Just like we can so do this thing called life. When wave after wave of reality washes over us, be reminded, God is our home; it’s up to us to trust that…it’s also up to us to stand up and use our legs to get up those mountains. Please hear me; I’m not saying that this is nearly as simple as when life gives you lemons, you make lemonade. Life is hard, it’s unfair, we make a lot of mistakes, and some days are just bad, some years are bad. That’s the reality. We all know it’s just not simple. A woman I met in South Africa knew this too.
I worked at an inner city church in Pretoria two summers ago. During my time there, I was able to serve at a church soup kitchen at one of the informal settlements: one of the tin shack shanty towns that spread for miles and miles…no running water…on the outskirts of the city where many poor people still live. Many have lived there since the white apartheid government forced persons of any other skin color to live outside the city limits, now nearly half a century ago. The woman I met was named Eunice. Her husband died of AIDS, so had her children. She lived in one of the 8 x 8 tin shacks that are hot in the hot South Africa summers and cold in the cold, but brief, South Africa winters. She passionately led the church’s efforts to feed others in the community.
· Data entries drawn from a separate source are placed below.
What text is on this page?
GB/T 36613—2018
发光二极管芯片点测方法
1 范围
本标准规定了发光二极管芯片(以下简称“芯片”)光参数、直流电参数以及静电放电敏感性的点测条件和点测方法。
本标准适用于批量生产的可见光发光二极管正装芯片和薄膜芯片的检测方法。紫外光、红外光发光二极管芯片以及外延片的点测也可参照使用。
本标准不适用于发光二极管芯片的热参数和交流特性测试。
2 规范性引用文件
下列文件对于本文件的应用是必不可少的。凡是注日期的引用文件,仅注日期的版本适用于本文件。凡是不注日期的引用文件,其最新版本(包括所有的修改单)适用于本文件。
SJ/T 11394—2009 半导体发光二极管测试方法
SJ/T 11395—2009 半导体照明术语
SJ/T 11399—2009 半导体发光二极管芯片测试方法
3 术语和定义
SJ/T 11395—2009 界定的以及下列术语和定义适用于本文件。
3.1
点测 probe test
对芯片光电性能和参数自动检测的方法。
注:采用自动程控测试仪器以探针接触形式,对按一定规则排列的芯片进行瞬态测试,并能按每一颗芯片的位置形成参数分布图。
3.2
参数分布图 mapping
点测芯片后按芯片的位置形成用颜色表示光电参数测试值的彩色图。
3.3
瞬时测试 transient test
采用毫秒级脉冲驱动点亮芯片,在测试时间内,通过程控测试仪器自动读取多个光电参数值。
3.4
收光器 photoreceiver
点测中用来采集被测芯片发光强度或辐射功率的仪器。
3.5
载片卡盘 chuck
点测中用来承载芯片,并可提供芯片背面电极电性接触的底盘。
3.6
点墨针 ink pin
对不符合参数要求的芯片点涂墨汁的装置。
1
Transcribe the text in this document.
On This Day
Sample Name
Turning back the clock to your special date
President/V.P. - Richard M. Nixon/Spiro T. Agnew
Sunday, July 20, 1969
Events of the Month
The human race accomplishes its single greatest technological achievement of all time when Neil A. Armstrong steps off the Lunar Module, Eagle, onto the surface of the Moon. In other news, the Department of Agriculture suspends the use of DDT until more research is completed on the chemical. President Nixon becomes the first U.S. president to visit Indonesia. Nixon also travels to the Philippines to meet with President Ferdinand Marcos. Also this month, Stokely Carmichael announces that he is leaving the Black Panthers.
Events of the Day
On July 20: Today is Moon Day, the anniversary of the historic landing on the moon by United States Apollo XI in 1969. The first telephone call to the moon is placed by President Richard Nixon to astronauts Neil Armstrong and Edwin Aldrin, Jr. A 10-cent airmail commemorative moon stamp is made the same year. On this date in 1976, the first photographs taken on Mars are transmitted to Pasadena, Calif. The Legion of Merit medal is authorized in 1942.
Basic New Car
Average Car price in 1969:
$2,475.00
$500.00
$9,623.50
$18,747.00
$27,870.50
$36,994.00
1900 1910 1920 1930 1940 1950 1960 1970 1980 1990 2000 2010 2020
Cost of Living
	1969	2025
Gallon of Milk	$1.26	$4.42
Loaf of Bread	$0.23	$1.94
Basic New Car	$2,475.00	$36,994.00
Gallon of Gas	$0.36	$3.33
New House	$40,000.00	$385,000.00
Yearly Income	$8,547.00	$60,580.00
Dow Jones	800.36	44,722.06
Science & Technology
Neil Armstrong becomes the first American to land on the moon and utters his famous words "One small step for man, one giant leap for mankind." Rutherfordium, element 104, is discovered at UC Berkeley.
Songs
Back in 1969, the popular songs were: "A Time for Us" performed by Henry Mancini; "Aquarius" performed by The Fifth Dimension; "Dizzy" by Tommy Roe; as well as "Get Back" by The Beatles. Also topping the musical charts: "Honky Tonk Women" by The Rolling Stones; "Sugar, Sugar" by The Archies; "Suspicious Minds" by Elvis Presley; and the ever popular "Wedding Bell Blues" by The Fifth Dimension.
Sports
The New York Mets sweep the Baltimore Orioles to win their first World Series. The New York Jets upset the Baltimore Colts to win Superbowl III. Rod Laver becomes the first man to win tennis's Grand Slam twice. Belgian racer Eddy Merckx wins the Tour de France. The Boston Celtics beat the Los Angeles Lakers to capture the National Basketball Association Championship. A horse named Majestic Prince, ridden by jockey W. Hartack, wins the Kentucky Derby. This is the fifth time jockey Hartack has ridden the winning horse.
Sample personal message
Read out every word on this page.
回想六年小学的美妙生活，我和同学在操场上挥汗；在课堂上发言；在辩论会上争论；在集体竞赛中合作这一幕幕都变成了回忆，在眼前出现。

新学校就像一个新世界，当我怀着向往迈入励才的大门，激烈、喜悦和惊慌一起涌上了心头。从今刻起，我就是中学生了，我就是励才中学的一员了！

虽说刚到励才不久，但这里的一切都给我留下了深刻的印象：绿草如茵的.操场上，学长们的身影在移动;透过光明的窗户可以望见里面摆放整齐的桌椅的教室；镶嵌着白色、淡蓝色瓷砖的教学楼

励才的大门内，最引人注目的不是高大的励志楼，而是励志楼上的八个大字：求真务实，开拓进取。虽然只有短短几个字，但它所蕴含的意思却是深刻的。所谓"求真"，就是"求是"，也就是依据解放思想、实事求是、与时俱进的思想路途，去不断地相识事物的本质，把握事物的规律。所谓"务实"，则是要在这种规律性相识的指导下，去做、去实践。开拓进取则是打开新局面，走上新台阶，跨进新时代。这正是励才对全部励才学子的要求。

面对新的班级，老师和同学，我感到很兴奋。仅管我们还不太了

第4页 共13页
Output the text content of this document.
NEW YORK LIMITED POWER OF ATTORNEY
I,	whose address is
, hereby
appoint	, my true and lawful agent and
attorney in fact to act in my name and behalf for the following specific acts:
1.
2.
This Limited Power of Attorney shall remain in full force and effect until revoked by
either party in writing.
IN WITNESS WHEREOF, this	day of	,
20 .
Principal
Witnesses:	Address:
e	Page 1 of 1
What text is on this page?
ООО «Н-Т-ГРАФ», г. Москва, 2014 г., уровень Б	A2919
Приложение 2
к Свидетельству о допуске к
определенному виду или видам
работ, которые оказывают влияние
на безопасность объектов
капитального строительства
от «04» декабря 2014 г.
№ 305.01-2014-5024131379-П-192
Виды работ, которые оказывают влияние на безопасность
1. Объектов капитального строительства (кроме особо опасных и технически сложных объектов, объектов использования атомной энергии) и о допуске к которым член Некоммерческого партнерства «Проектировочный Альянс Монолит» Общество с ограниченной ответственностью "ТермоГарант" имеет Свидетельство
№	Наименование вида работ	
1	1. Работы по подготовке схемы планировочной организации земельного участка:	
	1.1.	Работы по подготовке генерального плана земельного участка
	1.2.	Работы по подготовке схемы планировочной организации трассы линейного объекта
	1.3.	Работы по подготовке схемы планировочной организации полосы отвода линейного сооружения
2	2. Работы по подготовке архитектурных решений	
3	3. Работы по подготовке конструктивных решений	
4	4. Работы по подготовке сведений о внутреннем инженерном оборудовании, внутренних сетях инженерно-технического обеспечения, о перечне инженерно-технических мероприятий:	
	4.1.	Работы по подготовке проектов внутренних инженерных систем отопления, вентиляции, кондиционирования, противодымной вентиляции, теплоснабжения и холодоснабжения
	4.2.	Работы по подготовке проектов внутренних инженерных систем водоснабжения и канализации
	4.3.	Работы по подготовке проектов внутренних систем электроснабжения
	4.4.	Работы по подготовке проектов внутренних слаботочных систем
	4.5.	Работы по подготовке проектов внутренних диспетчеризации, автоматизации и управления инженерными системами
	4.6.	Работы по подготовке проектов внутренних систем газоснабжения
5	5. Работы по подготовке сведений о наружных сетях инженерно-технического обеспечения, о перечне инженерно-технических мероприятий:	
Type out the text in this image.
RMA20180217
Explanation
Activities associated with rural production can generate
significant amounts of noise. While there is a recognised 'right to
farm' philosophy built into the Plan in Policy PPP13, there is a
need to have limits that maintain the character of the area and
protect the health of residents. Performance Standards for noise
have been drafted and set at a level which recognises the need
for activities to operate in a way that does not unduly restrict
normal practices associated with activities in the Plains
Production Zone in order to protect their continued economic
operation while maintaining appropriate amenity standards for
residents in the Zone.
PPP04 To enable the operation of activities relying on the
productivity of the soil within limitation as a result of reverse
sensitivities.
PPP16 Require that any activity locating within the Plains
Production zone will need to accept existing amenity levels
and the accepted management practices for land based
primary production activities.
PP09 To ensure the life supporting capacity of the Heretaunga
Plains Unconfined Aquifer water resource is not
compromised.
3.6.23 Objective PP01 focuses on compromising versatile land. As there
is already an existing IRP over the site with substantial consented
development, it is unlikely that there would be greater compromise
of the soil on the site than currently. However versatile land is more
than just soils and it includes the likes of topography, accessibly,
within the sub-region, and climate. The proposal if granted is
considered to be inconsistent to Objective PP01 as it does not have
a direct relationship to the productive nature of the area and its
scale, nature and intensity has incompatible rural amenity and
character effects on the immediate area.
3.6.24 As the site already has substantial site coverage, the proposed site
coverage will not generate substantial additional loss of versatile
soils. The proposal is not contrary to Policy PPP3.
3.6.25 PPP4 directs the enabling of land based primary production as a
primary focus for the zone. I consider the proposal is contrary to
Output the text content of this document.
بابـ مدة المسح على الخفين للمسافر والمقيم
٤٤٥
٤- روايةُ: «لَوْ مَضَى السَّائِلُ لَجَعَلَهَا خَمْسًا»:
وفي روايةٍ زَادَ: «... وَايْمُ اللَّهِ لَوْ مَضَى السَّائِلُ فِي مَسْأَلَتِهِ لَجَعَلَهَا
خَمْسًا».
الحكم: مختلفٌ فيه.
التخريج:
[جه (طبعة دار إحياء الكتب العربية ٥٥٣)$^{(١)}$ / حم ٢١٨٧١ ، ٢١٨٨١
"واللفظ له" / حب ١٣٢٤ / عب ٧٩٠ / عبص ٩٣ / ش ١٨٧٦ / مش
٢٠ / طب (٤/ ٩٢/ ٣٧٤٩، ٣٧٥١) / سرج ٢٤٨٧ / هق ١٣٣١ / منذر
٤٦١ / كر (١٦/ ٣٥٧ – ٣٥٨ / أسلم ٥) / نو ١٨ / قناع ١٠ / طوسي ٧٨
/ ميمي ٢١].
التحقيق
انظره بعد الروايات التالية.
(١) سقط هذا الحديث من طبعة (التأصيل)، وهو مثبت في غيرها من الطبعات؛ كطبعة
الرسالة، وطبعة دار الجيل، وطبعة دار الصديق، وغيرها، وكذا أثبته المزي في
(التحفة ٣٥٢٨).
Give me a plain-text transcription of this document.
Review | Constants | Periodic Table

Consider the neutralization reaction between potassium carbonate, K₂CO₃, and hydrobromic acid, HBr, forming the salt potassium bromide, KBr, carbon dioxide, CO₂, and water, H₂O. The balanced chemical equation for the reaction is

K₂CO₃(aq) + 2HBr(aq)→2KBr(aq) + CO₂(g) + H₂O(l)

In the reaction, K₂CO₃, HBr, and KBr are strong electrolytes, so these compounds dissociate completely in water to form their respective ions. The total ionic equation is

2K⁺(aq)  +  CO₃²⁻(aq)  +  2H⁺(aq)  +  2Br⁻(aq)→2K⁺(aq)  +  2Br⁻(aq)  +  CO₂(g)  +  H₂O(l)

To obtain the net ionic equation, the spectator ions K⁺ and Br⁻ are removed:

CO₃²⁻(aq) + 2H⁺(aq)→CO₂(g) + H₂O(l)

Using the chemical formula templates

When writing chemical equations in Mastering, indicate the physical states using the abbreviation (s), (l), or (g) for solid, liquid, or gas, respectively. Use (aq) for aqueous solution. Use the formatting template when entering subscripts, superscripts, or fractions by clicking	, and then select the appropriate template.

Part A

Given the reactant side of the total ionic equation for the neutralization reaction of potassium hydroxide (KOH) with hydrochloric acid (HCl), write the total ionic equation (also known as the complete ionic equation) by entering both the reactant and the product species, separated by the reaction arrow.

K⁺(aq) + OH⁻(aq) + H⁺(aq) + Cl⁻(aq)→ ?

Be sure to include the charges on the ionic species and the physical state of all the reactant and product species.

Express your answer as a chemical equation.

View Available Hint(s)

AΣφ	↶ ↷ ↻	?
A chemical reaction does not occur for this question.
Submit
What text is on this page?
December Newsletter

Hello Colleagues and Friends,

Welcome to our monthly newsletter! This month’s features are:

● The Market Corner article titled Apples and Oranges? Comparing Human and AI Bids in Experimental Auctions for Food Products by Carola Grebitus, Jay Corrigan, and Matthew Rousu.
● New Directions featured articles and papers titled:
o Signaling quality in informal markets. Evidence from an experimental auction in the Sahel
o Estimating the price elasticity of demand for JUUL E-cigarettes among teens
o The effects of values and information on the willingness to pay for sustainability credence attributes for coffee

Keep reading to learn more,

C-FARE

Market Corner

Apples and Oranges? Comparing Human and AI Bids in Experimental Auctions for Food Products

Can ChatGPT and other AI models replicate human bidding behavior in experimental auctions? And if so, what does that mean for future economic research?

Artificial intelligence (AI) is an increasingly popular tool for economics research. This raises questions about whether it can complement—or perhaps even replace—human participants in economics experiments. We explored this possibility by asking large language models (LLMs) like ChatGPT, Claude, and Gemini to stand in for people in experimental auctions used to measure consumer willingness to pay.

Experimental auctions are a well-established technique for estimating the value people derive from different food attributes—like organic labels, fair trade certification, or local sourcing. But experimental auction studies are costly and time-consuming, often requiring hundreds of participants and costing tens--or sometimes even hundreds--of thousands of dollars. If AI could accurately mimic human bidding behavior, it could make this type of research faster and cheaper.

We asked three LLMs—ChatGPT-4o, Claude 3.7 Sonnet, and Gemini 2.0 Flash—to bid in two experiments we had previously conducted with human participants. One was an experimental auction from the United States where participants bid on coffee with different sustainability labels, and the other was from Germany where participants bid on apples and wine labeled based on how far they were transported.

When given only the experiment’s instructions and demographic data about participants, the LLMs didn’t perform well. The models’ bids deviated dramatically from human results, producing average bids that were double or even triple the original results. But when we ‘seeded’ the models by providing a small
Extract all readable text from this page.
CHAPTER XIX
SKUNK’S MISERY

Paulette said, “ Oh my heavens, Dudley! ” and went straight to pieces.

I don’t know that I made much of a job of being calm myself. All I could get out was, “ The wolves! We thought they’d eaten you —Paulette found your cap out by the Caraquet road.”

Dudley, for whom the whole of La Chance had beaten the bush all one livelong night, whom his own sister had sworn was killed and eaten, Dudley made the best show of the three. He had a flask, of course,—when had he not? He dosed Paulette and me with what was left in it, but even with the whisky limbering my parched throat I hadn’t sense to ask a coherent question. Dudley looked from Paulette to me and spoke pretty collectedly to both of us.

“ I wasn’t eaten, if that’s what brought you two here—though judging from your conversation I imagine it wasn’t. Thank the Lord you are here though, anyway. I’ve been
After we finished serving lunch one day, she invited me to her home. So off we went, walking over sewage and garbage, along the dirt roads and the blocks and blocks of tin homes to her home. Once we arrived, we never once stepped inside her house…not because she was ashamed, but because that wasn’t her home. Instead, she introduced me to her neighbors; she introduced me to her extended family. Then she proudly showed me a chair made of a box sitting on her dirt “patio”… “this is where I pray.” I have never in my life seen a more beautiful home.
Her home gave her every bit of strength and confidence to ask God, just as the Psalmist did, “Prosper the work of our hands, O prosper the work of our hands!” She may not have had money to give or a house to open to others, but she had a gift in her heart that she could communicate by using her hands to feed others, to work for God. In that too, she found a home. For you see, Eunice knew, just as Moses knew, that Home is not about where you are or where you live…it’s about who you’re standing with. After all, Moses never made it into the Promised Land, the Promised Home…but he had found true Home in loving and serving God with faithfulness. Just as we read in Deuteronomy, Moses, who had loved and served God for a lifetime, not perfectly, but faithfully, stood on the edge of the mountain, face to face with God, and knew the peace of Home. May all of us who wander this day, stand face to face with God and then, may we have the courage to dwell there. Amen.